In the lead-up to the 2007 election, Health Minister Nicola Roxon pledged there would be no move to tamper with the safety net, introduced by the Howard government in 2004 to cover 80 per cent of out-of-pocket medical costs above $1111.60 in any given year (or $555.70 for low-income earners). Yesterday, Ms Roxon declined to "engage in speculation ahead of the May budget" with The Sunday Age.

But Access Australia, which represents IVF consumers, is taking no chances. It has been encouraging its members to flood the offices of Prime Minister Kevin Rudd and Treasurer Wayne Swan with angry emails. Sandra Dill, Access chief executive, argues that infertility is a medical condition like any other funded through Medicare and should not be singled out. Means testing or restricting public funding would make IVF affordable only for the wealthy, even though fertility issues affected as many as one in six Australians, she said.

IVF is now the preferred treatment for infertility, and the number of babies born with the help of assisted reproductive technology has trebled since 1995, to 11,000 a year.

"I find it curious that on the one hand the Government recognises the economic benefit of having children … and yet for another group of people who are trying to have them who need medical help they are threatening to make that even more unaffordable," Ms Dill said. She did not believe access to IVF should be restricted on the basis of age because individual doctors made decisions on a case-by-case basis and were unlikely to recommend IVF to women who had a low probability of success.

In Ms Zogopoulos' case, each of the 10 IVF cycles involved an upfront cost of $5300. The usual cycle costs $4400, but she was also using the ICSI technique, in which sperm is injected directly into an egg. Should she attempt IVF again, she will need to have a $3280, non-Medicare rebatable procedure in which cells from her embryos would be tested each cycle, to check for any genetic abnormality. The test could help avoid the previous nightmare of repeated failed implantations. But it will add to the overall cost and if rebates are cut, could mean the Zogopouloses cannot afford to try for a second baby.

Ms Zogopoulos believes the only fair cut would be a means test, by which wealthier people get smaller rebates. "I feel sorry for people just starting out on IVF. It is always very stressful financially," she said.

The extraordinary 28 per cent blow-out in the safety net bill since 2007 has been linked to the rise in gynaecologists' fees, which, according to one estimate, have increased by more than 400 per cent since the scheme was introduced in 2004. A senior Government source said the safety net had blunted competition in the health sector, allowing obstetricians to raise fees. But the president of the National Association of Specialist Obstetricians and Gynaecologists, Dr Andrew Pesce, denied that charging for IVF in Australia was spiralling out of control, saying costs were relatively low by world standards.
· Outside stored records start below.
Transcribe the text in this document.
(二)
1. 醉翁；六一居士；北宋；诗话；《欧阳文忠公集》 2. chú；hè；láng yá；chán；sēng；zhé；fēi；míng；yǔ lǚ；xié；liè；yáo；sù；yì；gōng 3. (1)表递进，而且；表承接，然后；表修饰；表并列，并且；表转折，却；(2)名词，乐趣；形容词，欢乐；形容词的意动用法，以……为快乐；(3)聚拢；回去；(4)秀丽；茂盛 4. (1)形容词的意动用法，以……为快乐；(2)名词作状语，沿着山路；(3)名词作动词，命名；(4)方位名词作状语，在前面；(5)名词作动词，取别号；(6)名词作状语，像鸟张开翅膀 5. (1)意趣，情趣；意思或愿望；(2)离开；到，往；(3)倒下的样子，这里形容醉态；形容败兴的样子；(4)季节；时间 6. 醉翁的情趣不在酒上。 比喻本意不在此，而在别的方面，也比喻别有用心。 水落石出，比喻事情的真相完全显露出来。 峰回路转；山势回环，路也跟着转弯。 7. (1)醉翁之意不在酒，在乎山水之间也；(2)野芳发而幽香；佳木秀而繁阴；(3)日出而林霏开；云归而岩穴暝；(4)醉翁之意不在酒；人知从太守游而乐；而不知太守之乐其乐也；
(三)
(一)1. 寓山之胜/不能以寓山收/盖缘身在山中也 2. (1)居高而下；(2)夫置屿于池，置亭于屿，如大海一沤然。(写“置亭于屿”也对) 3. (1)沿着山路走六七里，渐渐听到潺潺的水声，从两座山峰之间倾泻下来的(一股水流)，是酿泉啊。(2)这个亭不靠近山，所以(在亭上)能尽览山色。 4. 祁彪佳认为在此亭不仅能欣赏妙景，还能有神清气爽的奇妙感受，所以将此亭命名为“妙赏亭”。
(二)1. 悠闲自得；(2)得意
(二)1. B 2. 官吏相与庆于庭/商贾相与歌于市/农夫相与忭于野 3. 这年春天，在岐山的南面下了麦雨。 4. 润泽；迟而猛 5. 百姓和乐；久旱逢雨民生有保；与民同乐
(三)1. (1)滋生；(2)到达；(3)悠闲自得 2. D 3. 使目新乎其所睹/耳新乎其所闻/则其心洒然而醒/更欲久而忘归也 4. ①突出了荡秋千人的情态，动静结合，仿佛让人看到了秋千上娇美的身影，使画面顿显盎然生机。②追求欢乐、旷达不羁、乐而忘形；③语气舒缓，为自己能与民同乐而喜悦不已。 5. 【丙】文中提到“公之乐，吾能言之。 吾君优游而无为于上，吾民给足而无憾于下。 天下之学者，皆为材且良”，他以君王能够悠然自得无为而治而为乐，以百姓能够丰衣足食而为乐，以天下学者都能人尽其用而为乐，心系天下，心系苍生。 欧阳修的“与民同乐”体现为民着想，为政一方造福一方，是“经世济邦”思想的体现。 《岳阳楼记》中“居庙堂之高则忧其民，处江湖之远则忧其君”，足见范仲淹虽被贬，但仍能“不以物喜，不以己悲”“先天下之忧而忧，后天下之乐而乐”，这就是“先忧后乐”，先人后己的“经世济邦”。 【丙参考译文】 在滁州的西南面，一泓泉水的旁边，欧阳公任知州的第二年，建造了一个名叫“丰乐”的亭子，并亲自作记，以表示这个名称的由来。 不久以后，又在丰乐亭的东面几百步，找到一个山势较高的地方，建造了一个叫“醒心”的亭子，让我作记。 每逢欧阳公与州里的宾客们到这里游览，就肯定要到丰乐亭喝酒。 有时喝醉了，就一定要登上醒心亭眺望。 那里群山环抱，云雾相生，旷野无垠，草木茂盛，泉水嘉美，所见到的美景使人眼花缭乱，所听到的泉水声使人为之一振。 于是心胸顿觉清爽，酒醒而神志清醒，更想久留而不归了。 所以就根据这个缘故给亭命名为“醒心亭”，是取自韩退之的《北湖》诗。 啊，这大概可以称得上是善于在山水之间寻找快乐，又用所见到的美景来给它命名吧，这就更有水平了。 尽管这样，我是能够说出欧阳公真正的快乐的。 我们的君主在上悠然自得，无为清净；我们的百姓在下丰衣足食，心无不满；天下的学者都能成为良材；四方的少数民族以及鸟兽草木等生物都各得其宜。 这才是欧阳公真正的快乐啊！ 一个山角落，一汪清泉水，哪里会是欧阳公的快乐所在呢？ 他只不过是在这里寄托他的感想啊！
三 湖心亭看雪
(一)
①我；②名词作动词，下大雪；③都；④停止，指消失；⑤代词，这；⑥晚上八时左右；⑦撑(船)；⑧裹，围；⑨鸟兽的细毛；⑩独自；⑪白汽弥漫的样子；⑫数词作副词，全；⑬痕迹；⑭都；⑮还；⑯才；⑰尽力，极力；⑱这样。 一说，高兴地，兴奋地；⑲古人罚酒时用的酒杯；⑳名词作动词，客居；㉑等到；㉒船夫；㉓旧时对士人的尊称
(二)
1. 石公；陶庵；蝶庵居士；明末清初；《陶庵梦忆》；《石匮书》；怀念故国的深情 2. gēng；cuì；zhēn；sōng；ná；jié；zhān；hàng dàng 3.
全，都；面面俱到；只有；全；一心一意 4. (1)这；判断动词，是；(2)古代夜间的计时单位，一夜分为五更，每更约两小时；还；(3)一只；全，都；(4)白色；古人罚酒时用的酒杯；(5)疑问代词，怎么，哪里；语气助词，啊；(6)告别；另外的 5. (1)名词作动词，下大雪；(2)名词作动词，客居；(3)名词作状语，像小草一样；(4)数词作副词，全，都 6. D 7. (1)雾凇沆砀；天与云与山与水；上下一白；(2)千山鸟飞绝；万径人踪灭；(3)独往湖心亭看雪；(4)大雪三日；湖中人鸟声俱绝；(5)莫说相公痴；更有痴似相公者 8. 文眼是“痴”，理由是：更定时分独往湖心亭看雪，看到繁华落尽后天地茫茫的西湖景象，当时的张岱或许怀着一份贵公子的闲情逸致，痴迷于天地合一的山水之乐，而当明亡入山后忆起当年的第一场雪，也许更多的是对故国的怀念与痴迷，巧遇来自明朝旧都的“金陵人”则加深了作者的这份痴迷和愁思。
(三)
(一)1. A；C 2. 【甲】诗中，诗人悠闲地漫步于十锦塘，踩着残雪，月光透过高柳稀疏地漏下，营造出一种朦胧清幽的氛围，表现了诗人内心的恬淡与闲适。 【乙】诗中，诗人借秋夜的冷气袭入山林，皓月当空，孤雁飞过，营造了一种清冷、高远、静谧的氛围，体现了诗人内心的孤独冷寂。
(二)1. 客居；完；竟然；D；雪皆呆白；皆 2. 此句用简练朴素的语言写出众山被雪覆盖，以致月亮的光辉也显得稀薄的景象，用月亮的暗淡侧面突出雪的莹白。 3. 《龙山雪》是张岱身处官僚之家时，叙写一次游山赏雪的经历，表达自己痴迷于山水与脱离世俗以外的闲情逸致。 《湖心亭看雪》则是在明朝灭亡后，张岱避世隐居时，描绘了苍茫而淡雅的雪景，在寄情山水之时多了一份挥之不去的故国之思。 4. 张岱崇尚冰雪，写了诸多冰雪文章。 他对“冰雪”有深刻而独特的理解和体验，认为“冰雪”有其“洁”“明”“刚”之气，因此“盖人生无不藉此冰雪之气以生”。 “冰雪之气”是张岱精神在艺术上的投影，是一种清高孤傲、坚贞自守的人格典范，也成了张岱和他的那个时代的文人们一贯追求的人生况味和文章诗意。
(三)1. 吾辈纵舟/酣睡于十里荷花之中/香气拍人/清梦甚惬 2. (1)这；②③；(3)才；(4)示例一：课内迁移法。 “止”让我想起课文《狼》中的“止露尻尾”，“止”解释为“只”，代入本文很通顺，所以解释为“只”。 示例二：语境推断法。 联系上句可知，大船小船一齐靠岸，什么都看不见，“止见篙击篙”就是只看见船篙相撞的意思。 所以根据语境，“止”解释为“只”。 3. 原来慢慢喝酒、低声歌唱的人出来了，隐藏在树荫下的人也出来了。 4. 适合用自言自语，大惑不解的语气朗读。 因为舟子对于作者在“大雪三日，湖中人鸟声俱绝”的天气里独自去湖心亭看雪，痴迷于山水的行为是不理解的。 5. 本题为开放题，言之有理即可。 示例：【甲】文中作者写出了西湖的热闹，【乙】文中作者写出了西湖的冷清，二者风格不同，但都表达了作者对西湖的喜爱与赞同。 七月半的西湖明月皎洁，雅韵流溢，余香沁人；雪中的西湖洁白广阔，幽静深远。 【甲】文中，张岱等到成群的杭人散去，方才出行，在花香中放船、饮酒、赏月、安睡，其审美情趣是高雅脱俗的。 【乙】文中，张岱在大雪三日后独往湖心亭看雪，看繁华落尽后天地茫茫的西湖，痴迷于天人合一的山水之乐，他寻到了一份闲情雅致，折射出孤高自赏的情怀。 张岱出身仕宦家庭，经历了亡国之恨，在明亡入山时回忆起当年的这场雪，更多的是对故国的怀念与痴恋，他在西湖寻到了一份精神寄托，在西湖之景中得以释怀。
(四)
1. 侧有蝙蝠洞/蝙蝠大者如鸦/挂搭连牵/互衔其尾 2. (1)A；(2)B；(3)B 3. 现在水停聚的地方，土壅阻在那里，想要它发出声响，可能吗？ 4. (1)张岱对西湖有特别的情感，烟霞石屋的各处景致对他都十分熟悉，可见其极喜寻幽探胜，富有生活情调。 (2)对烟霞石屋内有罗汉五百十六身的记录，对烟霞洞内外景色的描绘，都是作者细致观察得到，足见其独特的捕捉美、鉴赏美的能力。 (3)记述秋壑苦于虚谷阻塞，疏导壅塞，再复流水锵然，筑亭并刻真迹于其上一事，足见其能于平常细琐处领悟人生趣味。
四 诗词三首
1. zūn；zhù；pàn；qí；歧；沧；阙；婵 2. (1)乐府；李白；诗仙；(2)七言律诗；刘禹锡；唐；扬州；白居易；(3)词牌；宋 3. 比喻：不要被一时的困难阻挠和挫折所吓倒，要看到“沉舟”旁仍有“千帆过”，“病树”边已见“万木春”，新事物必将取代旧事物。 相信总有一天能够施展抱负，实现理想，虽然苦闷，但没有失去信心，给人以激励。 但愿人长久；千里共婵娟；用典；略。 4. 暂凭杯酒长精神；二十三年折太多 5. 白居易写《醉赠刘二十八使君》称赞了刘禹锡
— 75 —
He said the increase was due to IVF becoming the treatment of choice for infertility, whereas previously it was one option among several, including surgery.

Federal MP Tony Abbott, who as health minister in 2005 tried to implement the disastrous attempt to limit public funding for IVF, concedes now that: "If you are a fortysomething woman who is desperate to have a baby and the Government decides that the rules are going to be changed to make it harder for you to pay for this, you get very, very unhappy."